NORRIS TO QUERY MOTHER
Wants to Learn Her Version of the Tragedy---Criticizes the Removal of the Bodies
TO CALL OTHER WITNESSES
Banton Confers With the Medical Examiner---Plans No Action Pending the Investigation
The police reopened yesterday the investigation into the deaths of the two little children of Mr. and Mrs. Milton S. Waldman, who were killed Friday afternoon when they fell from the roof of the sixteen-story Hotel Surrey, 20 East Seventy-sixth Street. The police had closed the investigation Saturday with the statement that the deaths were accidental.
The action was taken after Dr. Charles Norris, Chief Medical Examiner, conferred with District Attorney Joab H. Banton about the case. Dr. Norris announced he would question witnesses tomorrow afternoon. He said he would ask Mrs. Waldman, who is the daughter of the late Benjamin Guggenheim, her version of the tragedy. He said he would try to have Mrs. Waldman at his office, but if she is not able to be there, he would question her at her home.
Wants to Learn Facts
Referring to reports of the tragedy in the press, Dr. Norris said he thought it fair to have an official inquiry establish all the facts.
"If Mrs. Waldman was correctly quoted, I can't understand how she sat on the parapet overlooking the street without falling over," said Dr. Norris. "I visited the scene, looked from the rooftop and grew dizzy.
"I am told Mrs. Waldman gave several versions of what happened on the roof at the time of the accident. I want her to tell me personally, if she is able to do so, just how she tried to keep the children from falling, and just what occurred."
The early police version was that Mrs. Waldman, who lately returned from Europe, had gone to the penthouse apartment on the hotel to visit Mrs. Cornelius B. Love, her cousin. Mrs. Love was out. Mrs. Waldman and the children walked about the roof garden and, according ing [sic] to the police, Terence, four and a half years old, and Benjamin, fourteen months old, eluded their mother and fell to the low roof of an adjoining building.
The bodies of the children were removed before any one from the Medical Examiner's office arrived. At this action Dr. Norris expressed strong disapproval yesterday. He said the law required that permission be obtained from the Medical Examiner's office before such action was taken, except in cases where a body is liable to obstruct traffic or cause other disorders.
Checking Up Statements
Deputy Inspector Arthur Carey and Detective William I. Jackson of the Homicide Bureau are checking up on the statements obtained by the police on the afternoon the children were killed. Those who made statements will be questioned also by Dr. Norris. The Medical Examiner said he would question Joseph Huyler, of 6,510 Woodside Avenue, Queens, the painter who found the bodies; C. Eugene Hames, manager of the hotel; Mrs. Love's maid, and Patrolman Charles Clair of the East Sixty-seventh Street station who was the first police officer to reach the scene.
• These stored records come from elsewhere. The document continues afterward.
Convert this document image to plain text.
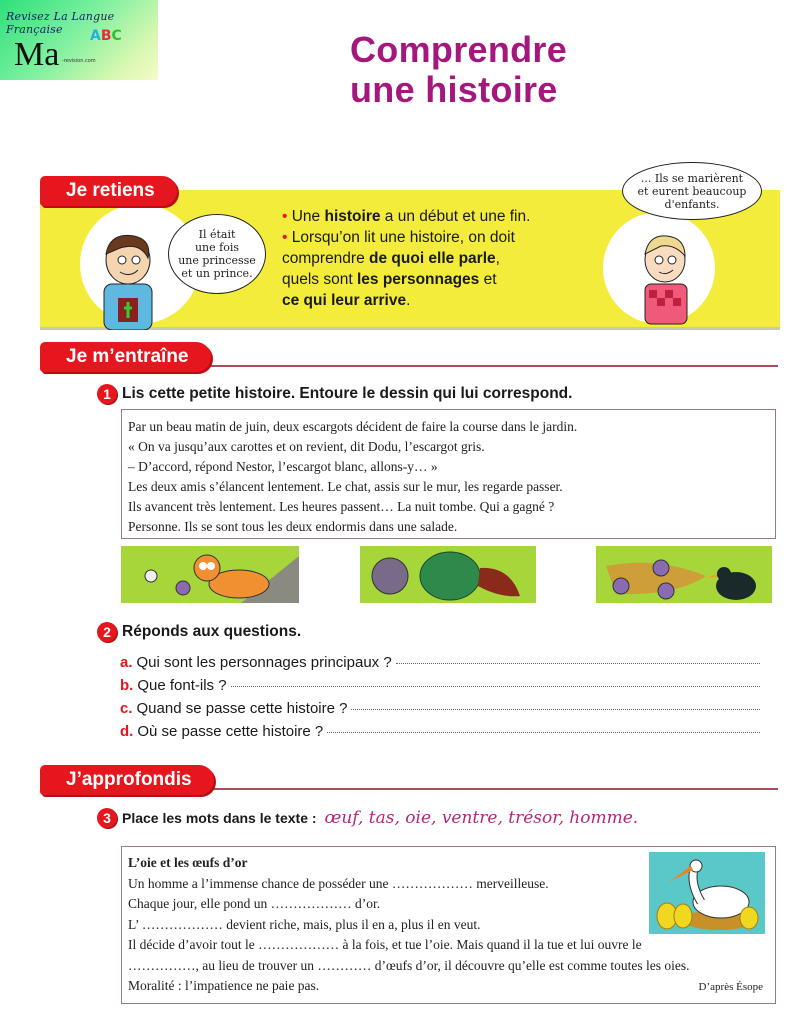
Revisez La Langue Française
Ma ABC
-revision.com	Comprendre
une histoire
Il était
une fois
une princesse
et un prince.
... Ils se marièrent
et eurent beaucoup
d'enfants.
Je retiens
• Une histoire a un début et une fin.
• Lorsqu’on lit une histoire, on doit
comprendre de quoi elle parle,
quels sont les personnages et
ce qui leur arrive.
Je m’entraîne
1 Lis cette petite histoire. Entoure le dessin qui lui correspond.
Par un beau matin de juin, deux escargots décident de faire la course dans le jardin.
« On va jusqu’aux carottes et on revient, dit Dodu, l’escargot gris.
– D’accord, répond Nestor, l’escargot blanc, allons-y… »
Les deux amis s’élancent lentement. Le chat, assis sur le mur, les regarde passer.
Ils avancent très lentement. Les heures passent… La nuit tombe. Qui a gagné ?
Personne. Ils se sont tous les deux endormis dans une salade.
2 Réponds aux questions.
a. Qui sont les personnages principaux ?
b. Que font-ils ?
c. Quand se passe cette histoire ?
d. Où se passe cette histoire ?
J’approfondis
3 Place les mots dans le texte : œuf, tas, oie, ventre, trésor, homme.
L’oie et les œufs d’or
Un homme a l’immense chance de posséder une ……………… merveilleuse.
Chaque jour, elle pond un ……………… d’or.
L’ ……………… devient riche, mais, plus il en a, plus il en veut.
Il décide d’avoir tout le ……………… à la fois, et tue l’oie. Mais quand il la tue et lui ouvre le
……………, au lieu de trouver un ………… d’œufs d’or, il découvre qu’elle est comme toutes les oies.
Moralité : l’impatience ne paie pas.	D’après Ésope
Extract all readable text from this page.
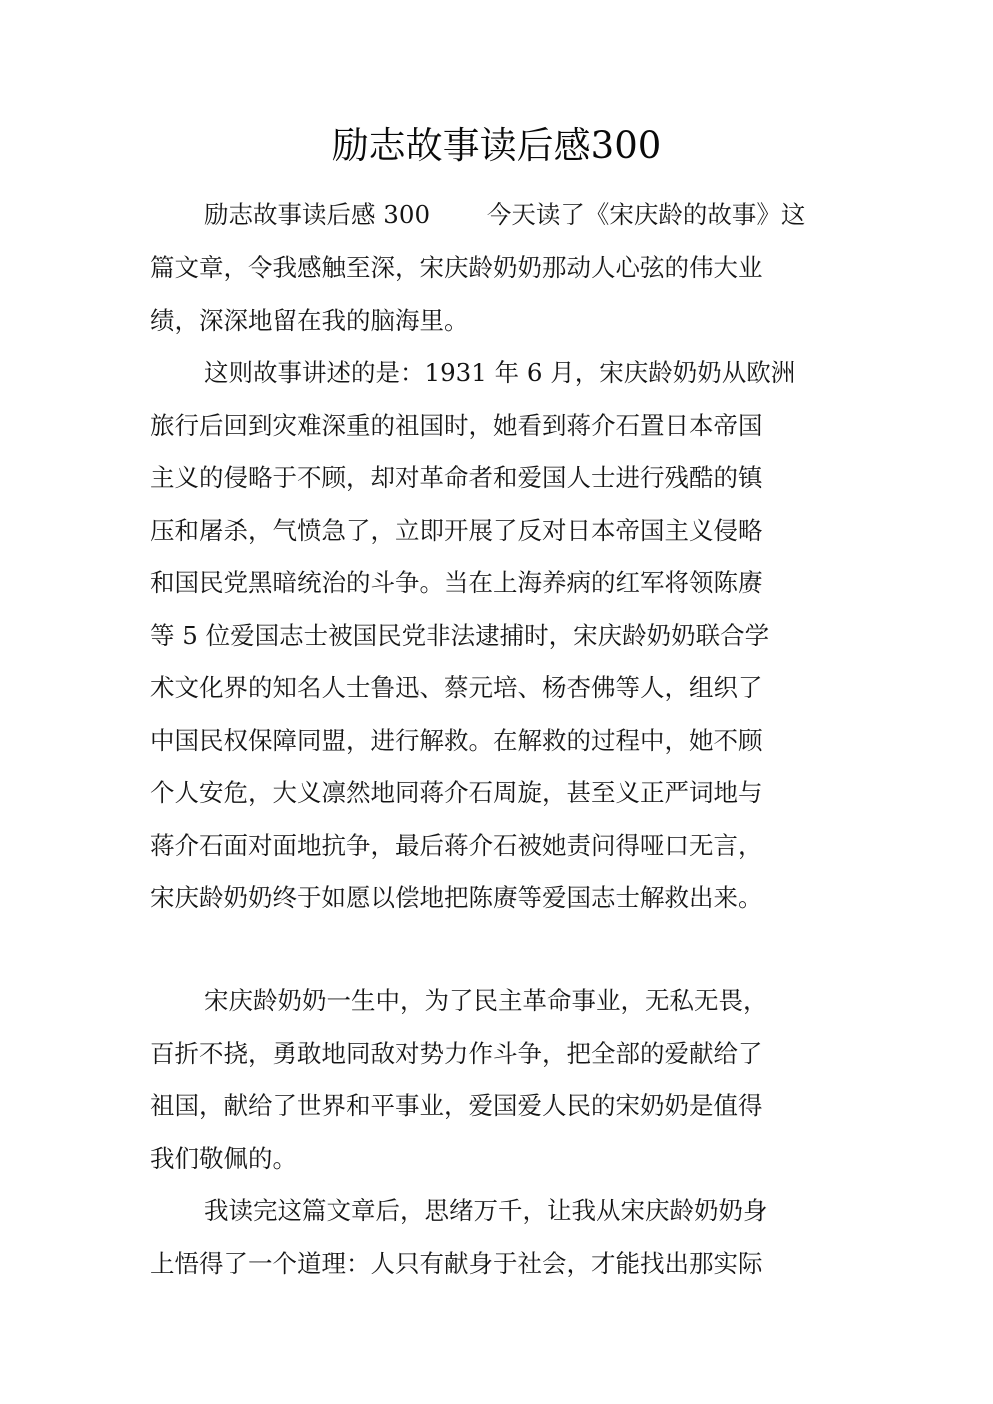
励志故事读后感300
励志故事读后感 300　　 今天读了《宋庆龄的故事》这
篇文章，令我感触至深，宋庆龄奶奶那动人心弦的伟大业
绩，深深地留在我的脑海里。
这则故事讲述的是：1931 年 6 月，宋庆龄奶奶从欧洲
旅行后回到灾难深重的祖国时，她看到蒋介石置日本帝国
主义的侵略于不顾，却对革命者和爱国人士进行残酷的镇
压和屠杀，气愤急了，立即开展了反对日本帝国主义侵略
和国民党黑暗统治的斗争。当在上海养病的红军将领陈赓
等 5 位爱国志士被国民党非法逮捕时，宋庆龄奶奶联合学
术文化界的知名人士鲁迅、蔡元培、杨杏佛等人，组织了
中国民权保障同盟，进行解救。在解救的过程中，她不顾
个人安危，大义凛然地同蒋介石周旋，甚至义正严词地与
蒋介石面对面地抗争，最后蒋介石被她责问得哑口无言，
宋庆龄奶奶终于如愿以偿地把陈赓等爱国志士解救出来。
宋庆龄奶奶一生中，为了民主革命事业，无私无畏，
百折不挠，勇敢地同敌对势力作斗争，把全部的爱献给了
祖国，献给了世界和平事业，爱国爱人民的宋奶奶是值得
我们敬佩的。
我读完这篇文章后，思绪万千，让我从宋庆龄奶奶身
上悟得了一个道理：人只有献身于社会，才能找出那实际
District Attorney Banton said yesterday he would take no action unless Dr. Norris's report should justify such procedure.
At the Hotel Plaza where Mrs. Waldman made her home it was said orders had been issued not to put through any telephone calls to the Waldman apartment or allow visitors there. A hotel detective said he had been requested not to permit reporters to question any of her relatives.
When Inspector Carey and Detective Jackson called at the Plaza last night they were told Mrs. Waldman was under the care of a physician and too ill to talk to any one. They left without being able to get any statement from her.